The end of the Brexit debate

I'd love to be able to guarantee that this will be my last post ever about the merits of the Brexit vote.

Given that the trade deal to replace the present transitional arrangements which runs out of the end of the year has yet to be agreed, and the present COVID-19 pandemic may or may not make an extension necessary, such a promise would be a hostage to fortune.

The Brexit argument, and the tribes into which it divided people, continues to cast a long shadow over UK politics including the discussion of Coronavirus issues. It is obvious, for example that for some of the more hard-line people on both sides of the former Brexit argument, the first test they apply when assessing what someone says or writes about COVID-19 is whether they were on the "right" side of the Brexit debate and some of them don't even try to hide it.

But for me, and I strongly suspect for the great majority of the electorate, certainly those who were not fierce partisans of either side, the debate about whether Britain should have left the EU is as dead, irrelevant, impossible to resolve and a matter of ancient history as the debate between Pharaoh Akhenaten and the Priests of Ra some 3,500 years ago.

Among other reasons, that is because COVID-19 has given both sides a perfect alibi. 

Although both economists who thought the impact of Brexit on the UK economy would be far more severe, and a small minority who thought it would actually make Britain better off, did exist, the overwhelming consensus among economists was that after fifteen years Britain would be worse off by a modest amount than we would have been had we not left, but better off than we were in 2016. 

One economic study suggested, for instance that Britain's economy might grow by 30% inside the EU or 24% out of it over the next decade and a half.  The Treasury analysis was something similar.

It should not be a controversial statement the majority of economists both at the time of Brexit and up to the beginning of this year thought that the UK economy would grow over the next fifteen years whether we were inside or outside the EU, but that it would have grown a little faster had we remained members. 
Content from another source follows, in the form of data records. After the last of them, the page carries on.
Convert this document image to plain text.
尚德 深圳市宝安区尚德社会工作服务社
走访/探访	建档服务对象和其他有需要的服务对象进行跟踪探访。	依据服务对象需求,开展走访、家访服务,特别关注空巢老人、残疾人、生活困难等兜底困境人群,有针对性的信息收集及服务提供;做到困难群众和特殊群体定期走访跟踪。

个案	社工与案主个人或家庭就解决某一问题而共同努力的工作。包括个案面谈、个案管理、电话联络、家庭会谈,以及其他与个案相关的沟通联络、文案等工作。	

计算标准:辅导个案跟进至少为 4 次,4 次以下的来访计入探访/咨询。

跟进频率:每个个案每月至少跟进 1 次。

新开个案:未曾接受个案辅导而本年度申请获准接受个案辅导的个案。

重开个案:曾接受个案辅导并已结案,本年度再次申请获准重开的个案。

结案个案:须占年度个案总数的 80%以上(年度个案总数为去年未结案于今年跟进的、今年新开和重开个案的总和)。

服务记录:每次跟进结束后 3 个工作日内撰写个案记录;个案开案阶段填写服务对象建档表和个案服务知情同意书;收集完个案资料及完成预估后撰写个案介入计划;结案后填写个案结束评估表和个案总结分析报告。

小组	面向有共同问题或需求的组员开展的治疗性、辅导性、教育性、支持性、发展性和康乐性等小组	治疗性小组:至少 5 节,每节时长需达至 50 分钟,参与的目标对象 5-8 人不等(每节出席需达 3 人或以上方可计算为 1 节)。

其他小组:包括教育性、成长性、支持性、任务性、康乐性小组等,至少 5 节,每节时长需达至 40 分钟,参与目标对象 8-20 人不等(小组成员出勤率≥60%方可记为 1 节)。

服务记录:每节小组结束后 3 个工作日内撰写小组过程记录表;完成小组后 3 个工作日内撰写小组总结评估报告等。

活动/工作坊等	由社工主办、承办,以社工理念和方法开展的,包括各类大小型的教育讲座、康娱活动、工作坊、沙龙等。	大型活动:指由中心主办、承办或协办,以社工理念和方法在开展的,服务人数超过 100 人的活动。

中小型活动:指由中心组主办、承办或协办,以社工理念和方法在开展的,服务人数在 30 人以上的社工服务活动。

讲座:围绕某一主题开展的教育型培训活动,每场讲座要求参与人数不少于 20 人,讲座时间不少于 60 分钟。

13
Unfortunately because of the catastrophist language thrown around by both sides and the inability of some people to understand the distinction between saying that something will make us "worse off" in the sense that the UK will be less rich than we would have been, and "worse off" than we are now, there may be people reading this who have trouble with it.

However, being economists rather than epidemiologists, none of us knew that there was going to be a pandemic this year.

Coronavirus will make Britain and the rest of the world significantly worse off in absolute terms in the short and medium term.

I hope nobody will disagree with me that the most optimistic (e.g. least bad)  estimates of what COVID-19 is doing and will do to the UK economy are far worse than what any reputable economist thought Brexit would do to the UK economy.

Given that this catastrophe, in economic terms as well as the cost in premature deaths which has rightly been the main concern, hit less than three months after Britain finally left the EU and while we were still in the one year transition phase, COVID-19 has guaranteed that we will never be able to answer the question of whether and how much Brexit made the UK better or worse off.

It has made any attempt to answer the question by looking at the economic outcome almost as  pointless and irrelevant as carrying on with an argument about whether it had been a good idea to have a car repainted after the car has been hit by a drunk-driver and written off.

Brexit is last year's argument. It's over.

It's time to move on, deal with COVID-19, and build a new society which can cope better with the next pandemic, including a new relationship with the EU 27 countries as neighbours and friends.